A eletrificação é assim definida como o principal objetivo do Roteiro para a Neutralidade Carbónica 2050. Para o professor João Pedro Pereira, há várias áreas em que é precisa uma maior aposta, nomeadamente nos transportes, que “estão muito atrasados em termos de eletrificação”. Já Francisco Ferreira aponta a falta de “uma rede de eletricidade preparada para ligar como seria desejável muitas mais centrais solares do que aquelas que estão planeadas”.

Mais do que eu ter uma lâmpada que poupa muito, eu preciso é de desligar a lâmpada se não precisar dela.

Pedro Pereira recomenda ainda “avançar mais rapidamente para tarifas de consumo de eletricidade que sejam dependentes do preço do mercado grossista em tempo real”. Essa medida fomentaria a “eficiência do consumo de eletricidade”, a qual Francisco Ferreira, da FCT-Nova, traça como “o caminho mais importante”. Para o responsável pela associação ZERO, “mais do que eu ter uma lâmpada que poupa muito, eu preciso é de desligar a lâmpada se não precisar dela”.

Falta desenvolver a eletrificação do sistema de energia. Foto: Jeanne Menjoulet/Flickr

Outro ponto em que tem havido pouco investimento são os carros elétricos, para os quais “as pessoas ou têm a garagem para os carregar ou não os conseguem carregar”. Para João Pedro Pereira, da Nova SBE, é preciso ainda proceder à eletrificação do “aquecimento da água” e do “aquecimento das casas com bombas de calor”. Já João Peças Lopes, da FEUP, propõe que “se passe a queimar hidrogénio” na indústria em alternativa ao gás natural.

O agora e o depois da transição

No curto-prazo, quer o docente da FEUP quer o da Nova SBE apelam a soluções temporárias de diversificação das fontes de energia. “No curto-prazo, não é possível converter a economia para outra forma de energia”, adverte Pedro Pereira.

Peças Lopes defende que se vá “comprar mais gás aos Estados Unidos, mais gás ao Catar, ao norte de África, à América do Sul e, por exemplo, a Moçambique, que tem uma exploração de gás natural nascente”. Pelo contrário, Francisco Ferreira considera que “construir infraestruturas para os combustíveis fósseis” provenientes de outros países constitui “um desperdício de dinheiro”. Defende por isso mais “investimentos na nossa independência energética, ou seja, na eficiência energética e nas renováveis”.

Mas o que pode significar uma transição energética no longo-prazo?

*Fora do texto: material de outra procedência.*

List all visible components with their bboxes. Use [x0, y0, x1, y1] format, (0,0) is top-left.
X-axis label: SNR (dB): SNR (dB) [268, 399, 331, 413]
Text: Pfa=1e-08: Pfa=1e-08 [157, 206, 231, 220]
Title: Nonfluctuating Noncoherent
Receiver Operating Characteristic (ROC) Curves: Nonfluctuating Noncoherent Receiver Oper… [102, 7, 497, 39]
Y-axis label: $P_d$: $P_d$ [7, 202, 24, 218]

Para além de ajudar a mitigar os efeitos das alterações climáticas, há também o potencial de desenvolvimento económico e de liderança na área das tecnologias de energias renováveis. João Peças Lopes relembra que “Portugal pode desenvolver clusters industriais associados a esta transição energética”.

O docente acredita que, assim, o país conseguirá “desenvolver uma capacidade de exportação, de conhecimento e de tecnologia” que conduza a um maior desenvolvimento económico. João Pedro Pereira refere também as consequências positivas para a economia, que seria beneficiada pelo fortalecimento do “tecido académico, inovador e empresarial português”. “Não há razão nenhuma para a inovação não ser feita cá”, diz o professor da Nova SBE.

Promover a mudança é sempre complicado quando nós já temos interesses instalados e lucros que estão programados

No fim, “promover a mudança é sempre complicado quando nós já temos interesses instalados e lucros que estão programados”, suspira Francisco Ferreira. De otimismo moderado, a esperança é que a transição energética seja acelerada. Só assim será possível que Portugal se torne autónomo energeticamente, ao mesmo tempo que avança na proteção do meio ambiente.